Oltre centotrenta scienziati, provenienti da tutto il mondo, sono arrivati alla conclusione che “l’abolizione della caccia sportiva non protegge gli animali.

Gli studiosi hanno scritto una relazione, pubblicata sulla prestigiosa rivista Science, in cui si evidenzia come le politiche di conservazione che non sono basate sulle solide basi scientifiche sono pericolose per la conservazione degli habitat e della biodiversità e c’è il rischio di danneggiare e impoverire le comunità rurali.

Ecco un passaggio:

La caccia sportiva, soprattutto la caccia grossa praticata in Africa od in altri paesi in via di sviluppo è sotto pressione da parte delle associazioni animaliste e diversi paesi (Australia, Francia Olanda) – sottolineano nelle conclusioni –  hanno già emesso provvedimenti restrittivi sull’importazione dei trofei di caccia. Tali misure dovrebbero avere la finalità di favorire la conservazione della fauna, ma al contrario, esistono convincenti evidenze che l’abrogazione della caccia sportiva avrebbe conseguenze negative sulla fauna selvatica stessa; in Africa sono molti di più i territori naturali sottoposti a regime venatorio di quelli a parco nazionale e la fine di questa attività comporta il rischio di una trasformazione di queste aree selvagge con una conseguente perdita di biodiversità. Certamente una caccia mal regolata mette in pericolo le popolazioni animali, ma la soluzione non è il divieto, ma una sua migliore regolazione e gestione.
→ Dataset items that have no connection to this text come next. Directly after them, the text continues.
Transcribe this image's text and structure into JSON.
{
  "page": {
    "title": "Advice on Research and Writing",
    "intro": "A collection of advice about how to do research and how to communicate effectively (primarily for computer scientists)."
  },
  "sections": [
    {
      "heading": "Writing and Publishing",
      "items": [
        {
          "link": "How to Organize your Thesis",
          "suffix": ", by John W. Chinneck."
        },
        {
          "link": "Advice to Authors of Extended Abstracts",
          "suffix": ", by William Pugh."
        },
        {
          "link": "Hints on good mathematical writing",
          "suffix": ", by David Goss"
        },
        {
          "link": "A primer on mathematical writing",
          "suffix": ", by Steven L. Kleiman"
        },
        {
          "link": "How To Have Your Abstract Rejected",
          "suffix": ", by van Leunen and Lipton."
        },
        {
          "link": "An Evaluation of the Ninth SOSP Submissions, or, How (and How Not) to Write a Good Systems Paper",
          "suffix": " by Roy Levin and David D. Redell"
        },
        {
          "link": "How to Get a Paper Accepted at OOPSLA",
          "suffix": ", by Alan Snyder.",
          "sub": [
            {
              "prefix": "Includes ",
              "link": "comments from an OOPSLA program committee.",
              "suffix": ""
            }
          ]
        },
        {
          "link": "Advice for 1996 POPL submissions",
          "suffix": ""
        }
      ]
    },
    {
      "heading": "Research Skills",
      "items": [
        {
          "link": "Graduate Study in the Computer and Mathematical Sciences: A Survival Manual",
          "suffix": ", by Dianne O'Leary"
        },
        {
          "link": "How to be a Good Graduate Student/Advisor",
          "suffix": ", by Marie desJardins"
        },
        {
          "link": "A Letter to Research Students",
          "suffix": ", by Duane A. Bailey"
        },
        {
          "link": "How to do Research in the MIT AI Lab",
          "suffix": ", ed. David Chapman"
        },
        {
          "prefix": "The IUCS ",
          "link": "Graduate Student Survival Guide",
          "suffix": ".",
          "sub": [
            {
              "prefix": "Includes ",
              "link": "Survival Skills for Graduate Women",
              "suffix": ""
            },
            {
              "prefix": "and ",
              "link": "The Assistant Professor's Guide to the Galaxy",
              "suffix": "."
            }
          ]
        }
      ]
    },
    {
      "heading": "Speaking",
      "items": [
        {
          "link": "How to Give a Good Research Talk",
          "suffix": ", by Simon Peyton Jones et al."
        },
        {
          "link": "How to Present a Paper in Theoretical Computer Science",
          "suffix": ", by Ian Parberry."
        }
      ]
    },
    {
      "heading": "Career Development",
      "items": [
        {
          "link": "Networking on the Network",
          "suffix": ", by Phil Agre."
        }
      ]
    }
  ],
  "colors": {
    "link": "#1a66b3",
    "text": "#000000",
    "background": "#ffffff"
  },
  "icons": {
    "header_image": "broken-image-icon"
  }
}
Molte esperienze hanno dimostrato che una attività venatoria ben regolata e basata su presupposti biologici ha effetti positivi per molte specie (rinoceronte, argali, big horn e molti ungulati africani). La caccia al trofeo è fonte di reddito per molte popolazioni rurali specie nelle aree troppo remote e selvagge per attirare altre forme di eco-turismo. Per questo l’Unione Internazionale per la Conservazione della Natura (IUCN) sostiene che una buona regolazione e gestione di questa attività ha effetti positivi sulla fauna.